Much of the tape could be unchanged from a prior recording. The tough part for
the counterfeiter was adding mention of Saddam's capture, where words and
phrases had to be rearranged. To detect such a forgery, a good analyst would
listen for discontinuities in the background noise, or small blips indicating
the tape was spliced. Digital processing by the tape maker can remove such
artifacts, but they leave behind their own; low-pass filters, for example,
create easily detected changes in the spectrum of the background hiss. (That's
why true audiophiles dislike noise suppression filters. It is readily noticed
by a trained ear.) Such cutting and pasting, even with digital filtering, would
have been detected by the CIA. Digital processing can be detected in other
ways; for example, it sometimes generates false frequencies (called aliases).

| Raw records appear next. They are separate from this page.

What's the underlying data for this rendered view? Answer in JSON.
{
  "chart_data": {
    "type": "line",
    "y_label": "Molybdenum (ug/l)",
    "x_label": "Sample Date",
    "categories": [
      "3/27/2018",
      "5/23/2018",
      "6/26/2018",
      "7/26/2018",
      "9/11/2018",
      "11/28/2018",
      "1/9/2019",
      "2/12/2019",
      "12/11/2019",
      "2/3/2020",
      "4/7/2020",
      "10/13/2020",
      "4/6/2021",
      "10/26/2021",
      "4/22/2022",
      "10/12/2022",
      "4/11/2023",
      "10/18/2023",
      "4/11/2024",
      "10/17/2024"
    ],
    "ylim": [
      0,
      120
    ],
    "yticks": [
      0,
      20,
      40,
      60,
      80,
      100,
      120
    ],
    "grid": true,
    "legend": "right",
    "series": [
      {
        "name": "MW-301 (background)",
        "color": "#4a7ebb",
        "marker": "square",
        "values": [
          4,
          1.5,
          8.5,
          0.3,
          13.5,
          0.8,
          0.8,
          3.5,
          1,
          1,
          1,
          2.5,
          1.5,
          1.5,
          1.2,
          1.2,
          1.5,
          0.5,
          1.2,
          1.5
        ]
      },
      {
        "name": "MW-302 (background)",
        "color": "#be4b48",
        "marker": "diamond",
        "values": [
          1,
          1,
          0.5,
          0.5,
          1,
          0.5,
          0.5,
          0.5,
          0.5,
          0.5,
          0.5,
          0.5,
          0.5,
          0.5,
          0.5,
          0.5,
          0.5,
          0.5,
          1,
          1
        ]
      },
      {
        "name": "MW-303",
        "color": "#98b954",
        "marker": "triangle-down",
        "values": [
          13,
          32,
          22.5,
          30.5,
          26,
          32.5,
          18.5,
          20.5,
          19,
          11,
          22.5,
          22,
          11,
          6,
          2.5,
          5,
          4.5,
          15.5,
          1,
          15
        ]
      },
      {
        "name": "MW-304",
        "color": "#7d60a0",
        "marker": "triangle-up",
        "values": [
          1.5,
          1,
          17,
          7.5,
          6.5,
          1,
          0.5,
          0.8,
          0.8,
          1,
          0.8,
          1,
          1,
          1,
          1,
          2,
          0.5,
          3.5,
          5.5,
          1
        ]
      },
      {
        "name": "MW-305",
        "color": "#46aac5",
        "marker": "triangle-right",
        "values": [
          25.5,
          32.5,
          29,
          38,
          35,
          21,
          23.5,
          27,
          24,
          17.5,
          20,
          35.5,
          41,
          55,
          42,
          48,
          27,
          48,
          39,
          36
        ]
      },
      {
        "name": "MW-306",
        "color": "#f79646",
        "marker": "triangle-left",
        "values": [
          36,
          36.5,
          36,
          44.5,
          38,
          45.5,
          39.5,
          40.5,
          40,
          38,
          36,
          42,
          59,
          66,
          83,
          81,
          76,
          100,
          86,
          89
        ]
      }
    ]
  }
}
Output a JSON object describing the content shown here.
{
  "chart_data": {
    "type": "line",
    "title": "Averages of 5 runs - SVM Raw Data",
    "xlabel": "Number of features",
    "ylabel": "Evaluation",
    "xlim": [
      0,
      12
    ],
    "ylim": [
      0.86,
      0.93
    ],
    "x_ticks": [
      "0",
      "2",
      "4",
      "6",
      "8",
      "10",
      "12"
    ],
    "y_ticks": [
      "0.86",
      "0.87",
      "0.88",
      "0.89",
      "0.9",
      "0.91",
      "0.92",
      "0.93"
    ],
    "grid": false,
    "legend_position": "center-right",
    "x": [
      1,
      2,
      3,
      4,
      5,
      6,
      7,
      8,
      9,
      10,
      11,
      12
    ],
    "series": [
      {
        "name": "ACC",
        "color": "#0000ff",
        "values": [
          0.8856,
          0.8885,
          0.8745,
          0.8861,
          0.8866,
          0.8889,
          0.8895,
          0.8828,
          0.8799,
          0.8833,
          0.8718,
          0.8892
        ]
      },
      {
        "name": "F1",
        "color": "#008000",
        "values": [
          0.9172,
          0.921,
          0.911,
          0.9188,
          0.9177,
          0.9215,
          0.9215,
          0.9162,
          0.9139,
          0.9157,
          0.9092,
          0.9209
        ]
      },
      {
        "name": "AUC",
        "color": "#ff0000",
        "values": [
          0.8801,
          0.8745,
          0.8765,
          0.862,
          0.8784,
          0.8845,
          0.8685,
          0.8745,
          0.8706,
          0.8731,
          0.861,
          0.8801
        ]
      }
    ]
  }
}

Such tampering would have raised suspicions. Therefore this scenario can
probably be ruled out as well.
3. The tape
was a recording of one of Osama bin Laden's sons, who was deliberately trying
to sound like his father. This is, in my mind, the most likely hypothesis.
Saad bin Osama
bin Laden is the third of Osama's 23 to 50 children; he is known to be in his
early twenties. He has been active in al Qaeda since his pre-teen years, and
was probably being groomed for eventual leadership. He is reported to be fluent
in English and the use of computers. The Washington Post reported that Saad was a key organizer
of the May 12, 2003, al Qaeda bombing in Riyadh, Saudi Arabia. There have been
reports that he is hiding along the Afghanistan-Pakistan border; others say
that he is in Iran close to the Afghanistan border, in a region not controlled
by the Iranian government. The Arab newspaper Asharq Al Awsat says that Saad is now one of the
principal leaders of al Qaeda, but I'm skeptical of that. Al Qaeda is too
sophisticated to let such a young and inexperienced person take over. But he
likely has an extremely useful talent: sounding like his dad.
I like to
consider myself an expert in the voices of my wife and my two daughters. I
notice them even in a crowded and noisy room. When one of them telephones me, I
instantly recognize her -- but often incorrectly. The one I name is the one I
expect, not the one who called. (They find this very amusing.) I don't know if
the similarity of their voices is genetic or learned, but I know that others
have similar problems. Parents and children tend to sound alike, and that
effect is exaggerated when bandwidth is poor, such as in a telephone call or on
a cassette recording. In fact, commercial speech recognition software that is
"trained" to respond to a particular person's voice often will
have a hard time distinguishing the voice of a family member. The more
sophisticated systems that intelligence agencies presumably use may of course
be less prone to such confusion -- but I suspect that this vulnerability to
child and sibling spoofing remains. And I doubt that the U.S. government
has a recording of Saad to use for comparison.
Here is my
scenario:
Osama bin Laden
was killed at Tora Bora -- or his dialysis machine was destroyed and he died
shortly afterwards. The strongest evidence for this is the absence of new
videos. Al Qaeda fears that news of his death will shock and discourage many of
its supporters. There is no other leader who can hold together this diverse and
contentious organization, so they believe that they need to keep the news
secret. The initial tapes they released were old recordings of former speeches.
But many supporters were concerned. They, like me, noticed the absence of
videos, and of speeches with clear date indicators. Al Qaeda knew a video
counterfeit would be detected, but they noticed that Saad sounded a lot like
his father. They had him listen to his father's speeches, and practice enunciating
them with a similar style. It took many attempts, but Saad's voice on the final
tape was good enough to deceive not only al Qaeda's foreign legions, but even
some analysts at the CIA.
And if my
personal experience is indicative, the tapes may even have fooled one or more
of Osama bin Laden's wives.
Richard A. Muller, a 1982
MacArthur Fellow, is a physics professor at the University of California,
Berkeley, where he teaches a course called 'Physics for Future Presidents.'
Since 1972, he has been a Jason consultant on U.S. national security.